The recommended uEye CP stands for "Compact Power" and is the tiny powerhouse for industrial applications of all kinds. It offers maximum functionality with extensive pixel pre-processing and, thanks to the internal 120 MB image memory, is also perfectly suited for multi-camera systems. The camera delivers data at full GigE speed and enables single-cable operation up to 100 metres via PoE ("Power over Ethernet").
The selected UI-5240CP-C-HQ Rev. 2 is a particularly powerful industrial camera with the e2v 1.3 megapixel CMOS sensor. This is one of the most sensitive sensors in the IDS product portfolio and apart from the here used color version it is available in monochrome and as NIR version. Besides its outstanding sensitivity to light, the camera also has a range of other distinctive features which makes the sensor extremely flexible if requirements or ambient conditions change.

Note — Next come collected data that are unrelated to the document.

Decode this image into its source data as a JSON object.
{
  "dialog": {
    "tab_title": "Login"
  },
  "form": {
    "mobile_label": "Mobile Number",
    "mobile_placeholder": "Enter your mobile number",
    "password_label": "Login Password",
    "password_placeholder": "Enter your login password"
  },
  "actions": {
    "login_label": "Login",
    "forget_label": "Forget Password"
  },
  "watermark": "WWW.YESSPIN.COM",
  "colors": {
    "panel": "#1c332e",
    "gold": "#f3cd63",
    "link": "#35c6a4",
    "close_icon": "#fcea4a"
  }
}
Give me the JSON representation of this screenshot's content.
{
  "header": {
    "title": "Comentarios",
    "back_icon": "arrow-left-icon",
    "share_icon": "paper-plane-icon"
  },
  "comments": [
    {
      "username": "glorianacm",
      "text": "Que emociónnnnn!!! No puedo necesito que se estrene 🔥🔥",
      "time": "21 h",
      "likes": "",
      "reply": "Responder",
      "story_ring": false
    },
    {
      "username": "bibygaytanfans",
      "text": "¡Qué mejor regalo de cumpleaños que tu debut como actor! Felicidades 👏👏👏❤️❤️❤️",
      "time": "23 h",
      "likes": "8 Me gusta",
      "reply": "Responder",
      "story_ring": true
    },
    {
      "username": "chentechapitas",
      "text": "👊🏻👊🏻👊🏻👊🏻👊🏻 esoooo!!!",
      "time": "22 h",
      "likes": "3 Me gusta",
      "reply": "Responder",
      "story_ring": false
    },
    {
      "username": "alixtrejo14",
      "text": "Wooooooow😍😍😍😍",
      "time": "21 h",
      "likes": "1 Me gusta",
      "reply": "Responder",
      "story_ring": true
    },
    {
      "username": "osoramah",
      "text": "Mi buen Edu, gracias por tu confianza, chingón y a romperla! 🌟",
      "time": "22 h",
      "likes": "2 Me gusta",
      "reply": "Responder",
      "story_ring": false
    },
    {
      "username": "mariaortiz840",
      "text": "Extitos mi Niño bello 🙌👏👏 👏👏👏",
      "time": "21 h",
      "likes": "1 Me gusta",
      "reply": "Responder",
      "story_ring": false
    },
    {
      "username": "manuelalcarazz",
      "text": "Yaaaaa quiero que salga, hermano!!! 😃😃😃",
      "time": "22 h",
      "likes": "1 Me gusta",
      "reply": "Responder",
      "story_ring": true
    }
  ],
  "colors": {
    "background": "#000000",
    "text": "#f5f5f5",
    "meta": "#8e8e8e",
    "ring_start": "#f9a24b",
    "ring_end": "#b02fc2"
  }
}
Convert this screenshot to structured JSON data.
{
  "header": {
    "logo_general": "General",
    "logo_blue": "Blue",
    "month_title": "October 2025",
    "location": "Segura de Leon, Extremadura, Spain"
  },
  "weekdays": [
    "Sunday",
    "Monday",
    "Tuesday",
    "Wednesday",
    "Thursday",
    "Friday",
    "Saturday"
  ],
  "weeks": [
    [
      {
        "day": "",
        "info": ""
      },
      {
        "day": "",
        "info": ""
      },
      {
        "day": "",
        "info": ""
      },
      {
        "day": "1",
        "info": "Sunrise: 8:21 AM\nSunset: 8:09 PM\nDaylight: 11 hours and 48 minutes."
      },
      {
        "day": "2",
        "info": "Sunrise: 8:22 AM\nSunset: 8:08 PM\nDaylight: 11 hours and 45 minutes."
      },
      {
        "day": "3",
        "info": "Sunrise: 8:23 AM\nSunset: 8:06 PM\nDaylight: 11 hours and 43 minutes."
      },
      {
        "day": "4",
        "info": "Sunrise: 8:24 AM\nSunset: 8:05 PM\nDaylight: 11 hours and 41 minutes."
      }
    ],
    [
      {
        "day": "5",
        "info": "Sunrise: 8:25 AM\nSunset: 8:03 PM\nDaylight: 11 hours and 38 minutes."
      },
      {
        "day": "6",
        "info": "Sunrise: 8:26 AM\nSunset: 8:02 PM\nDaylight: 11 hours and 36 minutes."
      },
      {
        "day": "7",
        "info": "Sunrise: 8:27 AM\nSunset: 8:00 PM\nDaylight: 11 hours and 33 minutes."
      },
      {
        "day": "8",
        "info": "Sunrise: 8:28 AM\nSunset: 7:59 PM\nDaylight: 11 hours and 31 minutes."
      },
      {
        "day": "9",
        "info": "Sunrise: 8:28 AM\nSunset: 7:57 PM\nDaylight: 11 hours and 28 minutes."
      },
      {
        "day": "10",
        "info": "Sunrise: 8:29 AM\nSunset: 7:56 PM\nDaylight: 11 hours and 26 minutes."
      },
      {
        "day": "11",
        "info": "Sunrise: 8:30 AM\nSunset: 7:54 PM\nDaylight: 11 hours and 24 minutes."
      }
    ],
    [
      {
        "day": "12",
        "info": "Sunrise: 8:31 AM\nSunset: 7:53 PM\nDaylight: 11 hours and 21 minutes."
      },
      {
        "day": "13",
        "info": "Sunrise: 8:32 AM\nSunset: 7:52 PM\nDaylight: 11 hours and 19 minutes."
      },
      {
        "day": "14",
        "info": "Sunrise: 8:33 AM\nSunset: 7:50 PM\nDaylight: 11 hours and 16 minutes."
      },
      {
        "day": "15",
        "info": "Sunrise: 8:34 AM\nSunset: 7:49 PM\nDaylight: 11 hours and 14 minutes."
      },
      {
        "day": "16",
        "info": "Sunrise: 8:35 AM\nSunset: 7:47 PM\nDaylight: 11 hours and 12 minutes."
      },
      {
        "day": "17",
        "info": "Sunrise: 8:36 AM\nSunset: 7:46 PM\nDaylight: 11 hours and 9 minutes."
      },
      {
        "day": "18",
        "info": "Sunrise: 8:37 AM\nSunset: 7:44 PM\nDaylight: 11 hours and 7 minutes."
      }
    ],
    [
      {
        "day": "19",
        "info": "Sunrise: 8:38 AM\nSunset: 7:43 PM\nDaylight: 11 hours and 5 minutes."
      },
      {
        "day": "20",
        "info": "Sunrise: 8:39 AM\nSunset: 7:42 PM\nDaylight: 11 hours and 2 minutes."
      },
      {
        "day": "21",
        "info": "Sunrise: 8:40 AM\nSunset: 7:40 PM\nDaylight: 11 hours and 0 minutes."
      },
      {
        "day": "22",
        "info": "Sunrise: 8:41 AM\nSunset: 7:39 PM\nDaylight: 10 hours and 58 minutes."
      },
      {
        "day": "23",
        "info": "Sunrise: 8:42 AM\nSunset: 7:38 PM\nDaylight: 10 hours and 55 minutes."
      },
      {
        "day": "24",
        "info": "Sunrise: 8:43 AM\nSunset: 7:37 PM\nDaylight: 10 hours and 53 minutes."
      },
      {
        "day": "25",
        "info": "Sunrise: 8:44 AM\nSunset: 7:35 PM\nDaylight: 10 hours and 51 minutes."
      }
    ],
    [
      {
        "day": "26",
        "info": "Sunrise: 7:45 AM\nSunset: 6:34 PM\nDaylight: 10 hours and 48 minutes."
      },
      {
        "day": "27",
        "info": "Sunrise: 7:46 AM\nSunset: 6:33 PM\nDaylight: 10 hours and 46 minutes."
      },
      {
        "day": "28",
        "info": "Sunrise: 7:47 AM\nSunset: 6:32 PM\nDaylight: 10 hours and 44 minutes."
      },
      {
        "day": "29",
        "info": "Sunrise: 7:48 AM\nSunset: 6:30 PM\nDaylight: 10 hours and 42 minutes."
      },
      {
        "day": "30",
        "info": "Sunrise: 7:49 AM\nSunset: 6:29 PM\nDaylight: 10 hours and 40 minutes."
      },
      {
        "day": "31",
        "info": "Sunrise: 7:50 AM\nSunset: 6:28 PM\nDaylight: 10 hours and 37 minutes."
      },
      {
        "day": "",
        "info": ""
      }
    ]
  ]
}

The compact and robust aluminum housing of the Ensenso N35 3D camera with lockable GPIO connector for trigger and flash and GigE connector, has two monochrome CMOS sensors (Global Shutter, 1280 x 1024 pixels) and a projector. Via Power over Ethernet a data transfer and power supply are possible with long cable lengths. Due to the integrated FlexView technology the N35 models are particularly suitable for 3D acquisition of still objects and for working distances up to 3,000 mm.
The Ensenso X36 3D camera system consists of a projector unit, two GigE uEye cameras either with 1.3 MP or 5 MP sensors (CMOS, monochrome), mounting brackets and adjustment angles, three lenses as well as sync. and patch cables to connect the camera with the projector unit. The FlexView technology ensures a better spatial resolution as well as a very high robustness of the system for dark or reflecting surfaces.
"Fizyr normally uses one camera per system, usually uEye cameras in combination with Ensenso N35 and X36, but there are no limitations. The most common use case for Fizyr so far is one uEye and one Ensenso per system," underlines Herbert ten Have, CEO at Fizyr.
The different Ensenso models that can be used have one thing in common: the dispose of a light-intensive projector produces a high-contrast texture on the object surface by using a pattern mask, even under difficult light conditions. The projected texture supplements the weak or non-existent object surface structure. Therefore this principle is also called “Projected Texture Stereo Vision”. The result is a more detailed disparity map and a more complete and homogeneous depth information of the scene.
Their extensive features qualify both Ensenso 3D camera models for the wide range of demanding applications in the supply chain and logistics industry, such as 3D object recognition, classification and localization (e.g. quality assurance), logistics automation (e.g. (de-)palletizing), robot applications (e.g. bin picking), capture of objects up to 8 m³, (e.g. pallets) or automatic storage systems.
"Fizyr has integrated the Ensenso SDK in its software using a modern and fast wrapper," Herbert ten Have explains. "A great advantage is the 2D/3D combination, which allows the image from the 2D camera to be placed over the 3D point cloud as an overlay". This provides a more vivid impression of the scene. On the other hand, the camera image can be optimally adjusted to the robot coordinate system by means of "hand-eye calibration" in order to ensure a target-oriented gripping.